To address this challenge, we enhance the constraint system with the requirement that heap objects that are dereferenced in the following field reference before the candidate racing events retain their original address in the predicted trace.
This achieves two guarantees: First, matching heap access events in the original trace are guaranteed to also match in the predicted trace. Second, candidate races in the original trace remain viable in the predicted trace as they still refer to same location. Note that, the resolution of the virtual method call is modeled as the branch events that check the type of the target object, for which the constraints naturally guarantee the branch to take the same decision, i.e., the call to be resolved to the same method implementation.

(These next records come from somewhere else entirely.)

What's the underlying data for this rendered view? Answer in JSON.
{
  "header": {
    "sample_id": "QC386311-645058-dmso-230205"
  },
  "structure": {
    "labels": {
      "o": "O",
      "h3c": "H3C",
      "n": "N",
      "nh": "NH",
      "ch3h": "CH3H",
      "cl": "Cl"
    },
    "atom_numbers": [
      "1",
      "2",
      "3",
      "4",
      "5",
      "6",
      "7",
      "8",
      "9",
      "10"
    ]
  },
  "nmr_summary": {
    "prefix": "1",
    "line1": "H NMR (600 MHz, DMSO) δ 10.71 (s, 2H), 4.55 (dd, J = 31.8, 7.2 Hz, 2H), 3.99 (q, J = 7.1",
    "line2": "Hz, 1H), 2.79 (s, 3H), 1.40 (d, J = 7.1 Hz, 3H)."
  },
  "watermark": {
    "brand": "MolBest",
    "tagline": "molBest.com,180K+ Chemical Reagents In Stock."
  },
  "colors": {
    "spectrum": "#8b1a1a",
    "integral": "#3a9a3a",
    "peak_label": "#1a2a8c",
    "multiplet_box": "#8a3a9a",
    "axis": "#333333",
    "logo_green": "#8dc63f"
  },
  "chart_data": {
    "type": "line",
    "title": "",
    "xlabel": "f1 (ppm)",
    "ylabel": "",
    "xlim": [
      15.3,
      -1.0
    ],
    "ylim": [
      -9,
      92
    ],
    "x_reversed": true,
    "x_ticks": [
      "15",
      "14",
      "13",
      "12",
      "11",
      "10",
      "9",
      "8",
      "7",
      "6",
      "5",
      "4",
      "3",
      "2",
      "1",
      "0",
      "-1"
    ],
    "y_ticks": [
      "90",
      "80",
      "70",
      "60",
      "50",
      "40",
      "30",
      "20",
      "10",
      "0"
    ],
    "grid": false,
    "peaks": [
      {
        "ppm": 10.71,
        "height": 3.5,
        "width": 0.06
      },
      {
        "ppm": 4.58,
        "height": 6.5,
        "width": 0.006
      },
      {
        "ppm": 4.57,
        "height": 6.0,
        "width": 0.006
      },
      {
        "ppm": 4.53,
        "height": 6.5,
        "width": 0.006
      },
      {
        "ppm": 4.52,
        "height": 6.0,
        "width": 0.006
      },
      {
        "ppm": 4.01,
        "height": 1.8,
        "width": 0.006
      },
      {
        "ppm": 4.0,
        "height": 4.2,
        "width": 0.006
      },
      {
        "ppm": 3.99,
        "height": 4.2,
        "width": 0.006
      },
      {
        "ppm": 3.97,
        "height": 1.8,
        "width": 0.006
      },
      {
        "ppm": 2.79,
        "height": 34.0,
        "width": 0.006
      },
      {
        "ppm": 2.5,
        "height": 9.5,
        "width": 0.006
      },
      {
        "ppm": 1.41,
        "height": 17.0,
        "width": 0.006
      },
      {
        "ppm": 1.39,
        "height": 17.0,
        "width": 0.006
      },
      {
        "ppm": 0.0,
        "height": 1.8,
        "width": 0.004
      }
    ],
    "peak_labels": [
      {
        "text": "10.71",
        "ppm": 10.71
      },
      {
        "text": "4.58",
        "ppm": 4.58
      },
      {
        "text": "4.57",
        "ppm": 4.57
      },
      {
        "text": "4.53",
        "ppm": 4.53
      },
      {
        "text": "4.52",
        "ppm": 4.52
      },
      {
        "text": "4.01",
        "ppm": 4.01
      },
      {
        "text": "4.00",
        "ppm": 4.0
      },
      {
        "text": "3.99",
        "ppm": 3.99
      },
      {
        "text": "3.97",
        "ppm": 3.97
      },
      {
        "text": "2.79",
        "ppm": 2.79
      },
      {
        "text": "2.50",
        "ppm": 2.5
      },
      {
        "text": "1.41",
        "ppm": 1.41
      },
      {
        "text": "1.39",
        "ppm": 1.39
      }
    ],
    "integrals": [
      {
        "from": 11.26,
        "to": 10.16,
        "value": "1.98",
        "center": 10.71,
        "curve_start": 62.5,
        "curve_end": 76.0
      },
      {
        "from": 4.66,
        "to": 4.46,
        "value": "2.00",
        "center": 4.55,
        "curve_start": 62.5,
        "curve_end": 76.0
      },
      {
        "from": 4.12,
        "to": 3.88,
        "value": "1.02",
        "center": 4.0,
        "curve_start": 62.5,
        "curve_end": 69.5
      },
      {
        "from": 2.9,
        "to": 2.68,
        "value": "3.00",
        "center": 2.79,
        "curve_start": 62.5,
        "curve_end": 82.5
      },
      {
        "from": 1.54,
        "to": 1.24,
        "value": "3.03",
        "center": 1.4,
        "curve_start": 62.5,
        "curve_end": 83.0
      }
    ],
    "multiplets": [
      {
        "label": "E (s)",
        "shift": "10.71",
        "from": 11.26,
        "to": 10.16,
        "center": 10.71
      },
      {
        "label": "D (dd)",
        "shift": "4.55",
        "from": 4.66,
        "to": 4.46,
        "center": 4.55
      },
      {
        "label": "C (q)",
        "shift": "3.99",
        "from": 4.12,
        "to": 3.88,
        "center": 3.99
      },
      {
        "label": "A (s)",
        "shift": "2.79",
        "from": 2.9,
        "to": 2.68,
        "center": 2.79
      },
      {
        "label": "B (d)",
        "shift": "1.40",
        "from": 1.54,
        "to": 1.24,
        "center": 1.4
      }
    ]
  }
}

%Finally, in a practical setting involving virtual method calls, call-site resolutions are the same across the original and predicted traces. 
%Notice that in this setting, we consider as relevant not only the targets of field dereferences but also the targets of virtual method invocations.

Formally, given pair $e$ and $e'$ of candidate racing events such that $e$ happens after $e'$ in the trace $\tau$, 
we require that
$$
\bigwedge_{ e_i \equiv {\tt y=x.f}|x.f=y \wedge e_i \in \tau|e }\
	x \equiv  \lsyn x \rsyn^{e_i}
$$
%where ${\sf env}$ is the state mapping from local variables to their value and $\sigma(t,\tau'')$ 
%(resp. $\sigma(t',\tau'')$) is the state arising at trace $t$ (resp. $t'$) immediately before event $\tau''$.
This constraint fixes that all heap dereferences  prior to the racy event retain their original base object as in the original trace $\tau$. 


By sending the above constraints to a solver, we compute the necessary schedule orders among the events as well as the mapping of the variables. The necessary schedule orders define a partial order among the events, which permit a set of schedules that define the complete order that complies with it.